Pass 2 (if bias != 'none'): Re-enable gradients for bias parameters according to the mode:
- all: Set requires_grad = True for any parameter with "bias" in its name
- lora_only: Set requires_grad = True for bias parameters only in modules that also contain lora_ parameters
Usage Examples
Basic Usage (No Bias Training)
import loralib as lora
# After model construction with LoRA layers
lora.mark_only_lora_as_trainable(model)
# Verify: count trainable parameters
trainable = sum(p.numel() for p in model.parameters() if p.requires_grad)
total = sum(p.numel() for p in model.parameters())
print(f"Trainable: {trainable:,} / {total:,} ({100 * trainable / total:.2f}%)")
# Example output: Trainable: 294,912 / 124,439,808 (0.24%)
With All Biases Trainable
import loralib as lora
lora.mark_only_lora_as_trainable(model, bias='all')

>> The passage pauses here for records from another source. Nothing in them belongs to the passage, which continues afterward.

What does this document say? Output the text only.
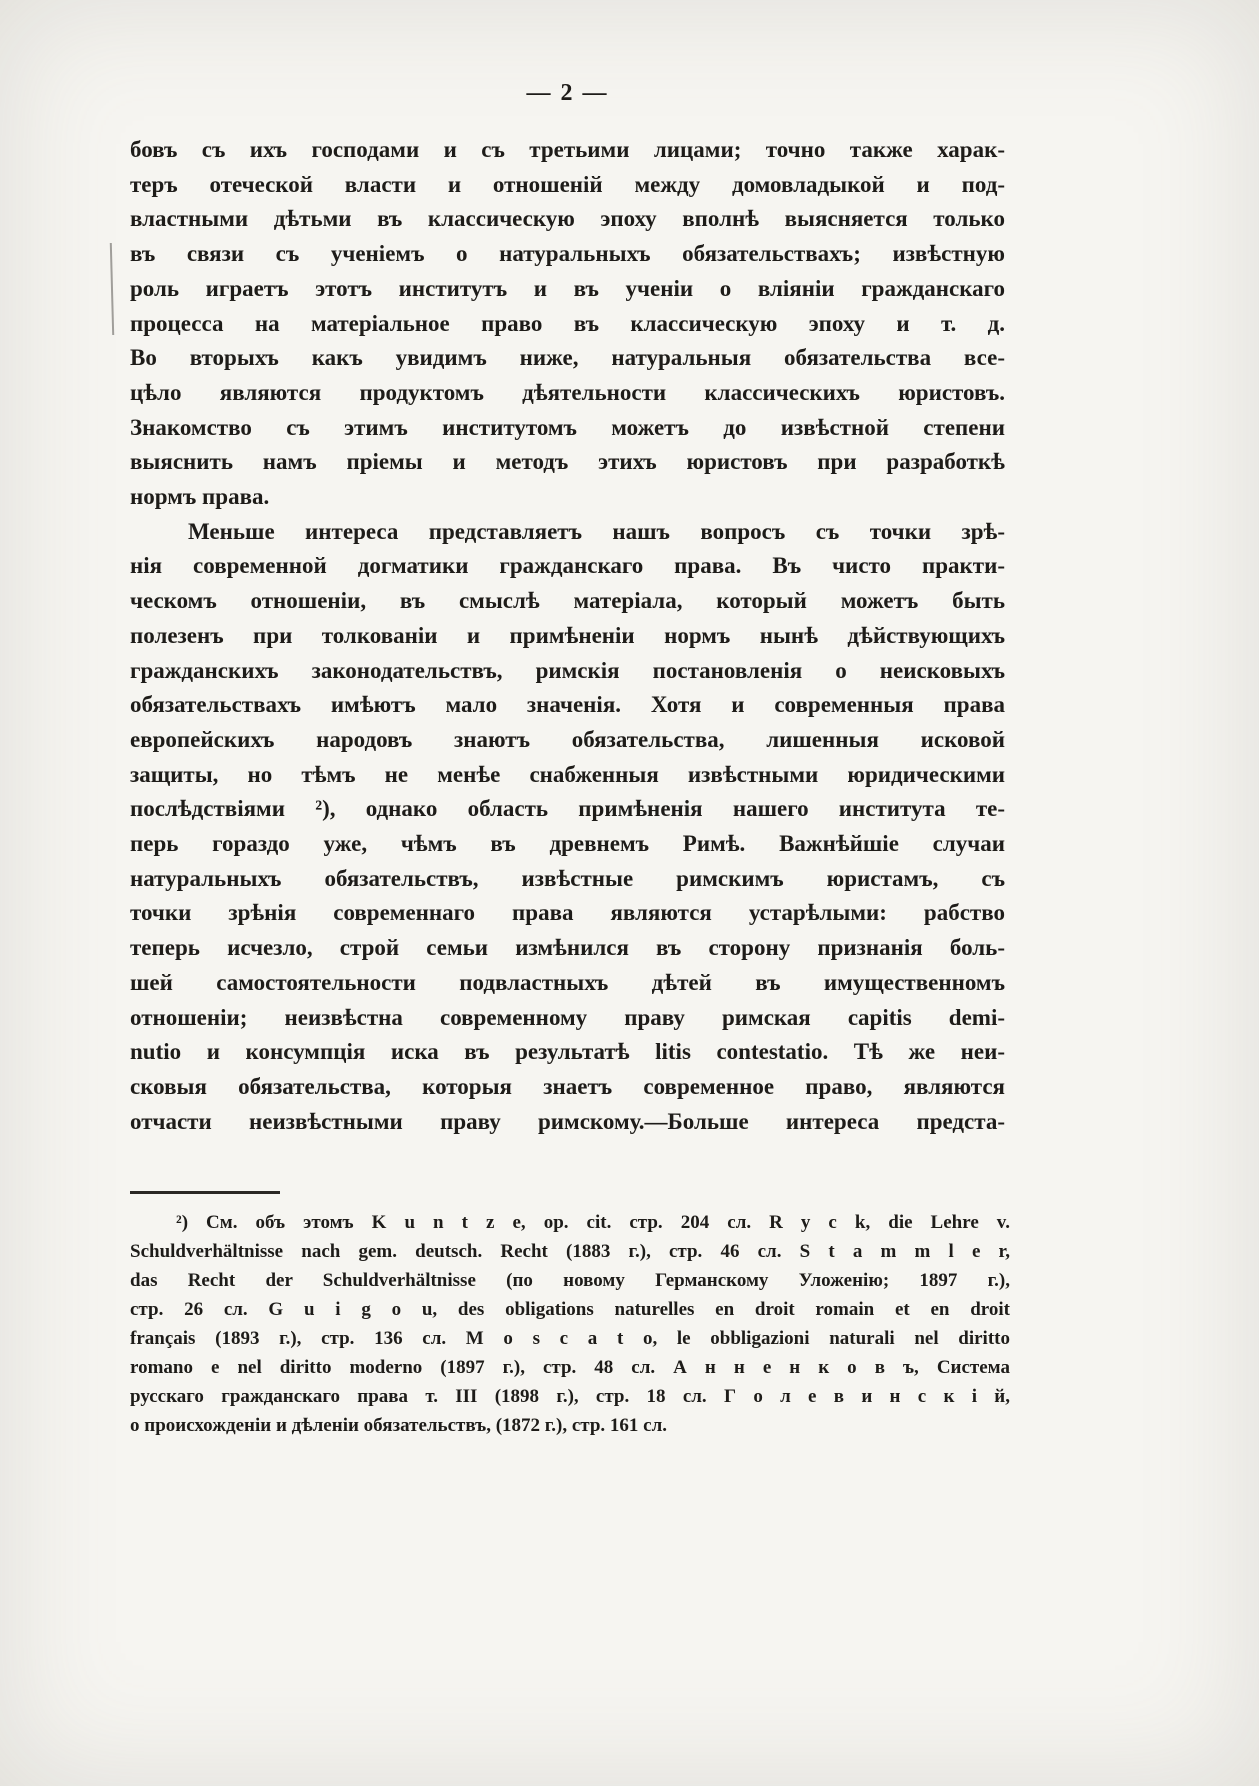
— 2 —
бовъ съ ихъ господами и съ третьими лицами; точно также харак-
теръ отеческой власти и отношеній между домовладыкой и под-
властными дѣтьми въ классическую эпоху вполнѣ выясняется только
въ связи съ ученіемъ о натуральныхъ обязательствахъ; извѣстную
роль играетъ этотъ институтъ и въ ученіи о вліяніи гражданскаго
процесса на матеріальное право въ классическую эпоху и т. д.
Во вторыхъ какъ увидимъ ниже, натуральныя обязательства все-
цѣло являются продуктомъ дѣятельности классическихъ юристовъ.
Знакомство съ этимъ институтомъ можетъ до извѣстной степени
выяснить намъ пріемы и методъ этихъ юристовъ при разработкѣ
нормъ права.
Меньше интереса представляетъ нашъ вопросъ съ точки зрѣ-
нія современной догматики гражданскаго права. Въ чисто практи-
ческомъ отношеніи, въ смыслѣ матеріала, который можетъ быть
полезенъ при толкованіи и примѣненіи нормъ нынѣ дѣйствующихъ
гражданскихъ законодательствъ, римскія постановленія о неисковыхъ
обязательствахъ имѣютъ мало значенія. Хотя и современныя права
европейскихъ народовъ знаютъ обязательства, лишенныя исковой
защиты, но тѣмъ не менѣе снабженныя извѣстными юридическими
послѣдствіями ²), однако область примѣненія нашего института те-
перь гораздо уже, чѣмъ въ древнемъ Римѣ. Важнѣйшіе случаи
натуральныхъ обязательствъ, извѣстные римскимъ юристамъ, съ
точки зрѣнія современнаго права являются устарѣлыми: рабство
теперь исчезло, строй семьи измѣнился въ сторону признанія боль-
шей самостоятельности подвластныхъ дѣтей въ имущественномъ
отношеніи; неизвѣстна современному праву римская capitis demi-
nutio и консумпція иска въ результатѣ litis contestatio. Тѣ же неи-
сковыя обязательства, которыя знаетъ современное право, являются
отчасти неизвѣстными праву римскому.—Больше интереса предста-
²) См. объ этомъ K u n t z e, op. cit. стр. 204 сл. R y c k, die Lehre v.
Schuldverhältnisse nach gem. deutsch. Recht (1883 г.), стр. 46 сл. S t a m m l e r,
das Recht der Schuldverhältnisse (по новому Германскому Уложенію; 1897 г.),
стр. 26 сл. G u i g o u, des obligations naturelles en droit romain et en droit
français (1893 г.), стр. 136 сл. M o s c a t o, le obbligazioni naturali nel diritto
romano e nel diritto moderno (1897 г.), стр. 48 сл. А н н е н к о в ъ, Система
русскаго гражданскаго права т. III (1898 г.), стр. 18 сл. Г о л е в и н с к і й,
о происхожденіи и дѣленіи обязательствъ, (1872 г.), стр. 161 сл.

With Only LoRA Layer Biases Trainable
import loralib as lora
lora.mark_only_lora_as_trainable(model, bias='lora_only')
Complete Workflow
import torch
import loralib as lora
# 1. Build model with LoRA layers
model = build_model_with_lora(r=8, lora_alpha=16)
# 2. Freeze non-LoRA parameters
lora.mark_only_lora_as_trainable(model, bias='none')
# 3. Create optimizer (only receives LoRA params due to requires_grad filtering)
optimizer = torch.optim.AdamW(
filter(lambda p: p.requires_grad, model.parameters()),
lr=2e-4
)
# 4. Train as usual
for batch in dataloader:
loss = model(batch)
loss.backward()
optimizer.step()
optimizer.zero_grad()